Basic hematologic and metabolic laboratory test results as well as blood cultures were negative. Wound culture was positive for methicillin-resistant Staphylococcus aureus. Histologic examination showed interface dermatitis with subepidermal vesicle (Figure 2). Scattered necrotic keratinocytes were present in the adjacent epidermis, and focal subtle vacuolar alteration of the dermoepidermal junction was seen (Figure 3). Sparse perivascular mononuclear cells and scattered melanophages were present in the dermis. Direct immunofluorescence showed no diagnostic immunopathologic abnormality. Focal weak nonspecific vascular positivity for IgG and C3 was seen, but IgA and IgM were negative. Although not specific, these changes were compatible with EAI in the clinical context provided. The diagnosis of bullous EAI with superimposed staphylococcal infection was made.

Figure 2. Bullous erythema ab igne. Interface dermatitis with subepidermal vesicle (H&E, original magnification ×100).

Figure 3. Bullous erythema ab igne. Scattered necrotic keratinocytesin the adjacent epidermis and focal subtle vacuolar alteration of the dermoepidermal junction (H&E, original magnification ×400).

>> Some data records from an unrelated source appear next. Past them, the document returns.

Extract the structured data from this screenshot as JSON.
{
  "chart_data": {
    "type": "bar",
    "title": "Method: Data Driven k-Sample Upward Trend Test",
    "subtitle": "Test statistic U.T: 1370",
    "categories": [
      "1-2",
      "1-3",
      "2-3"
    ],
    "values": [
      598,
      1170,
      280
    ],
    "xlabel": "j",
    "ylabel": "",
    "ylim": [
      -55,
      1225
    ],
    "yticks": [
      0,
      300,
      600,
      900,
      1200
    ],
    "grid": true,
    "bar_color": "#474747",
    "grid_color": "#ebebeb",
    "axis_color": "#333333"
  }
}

Although rare, there have been reports of a bullous variant of EAI. Flanagan et al4 described 3 cases of bullous EAI with histopathology similar to our case. All 3 biopsies showed subepidermal separation with a mild perivascular dermal lymphocytic infiltrate. Direct immunofluorescence was negative in 2 cases but showed nonspecific weak patchy deposition of IgM along the dermoepidermal junction.4 Although our case was negative for IgM, there was a similar weak nonspecific distribution of IgG. Kokturk et al5 described a case of bullous EAI in a man with repeated exposure to a space heater. The lesions showed subepidermal separation of the epidermis; increased elastic fibers; dilated dermal capillaries; melanophages in the upper dermis; and a mild, superficial, perivascular-lymphocytic infiltrate. Direct immunofluorescence showed no immune deposits.5 Several earlier cases of bullae associated with EAI have been reported in the literature but were thought to be bullous lichen planus superimposed on EAI.6 Our case, which exhibited similar historical, physical, and histopathologic findings, strengthens the argument for a defined bullous variant of EAI.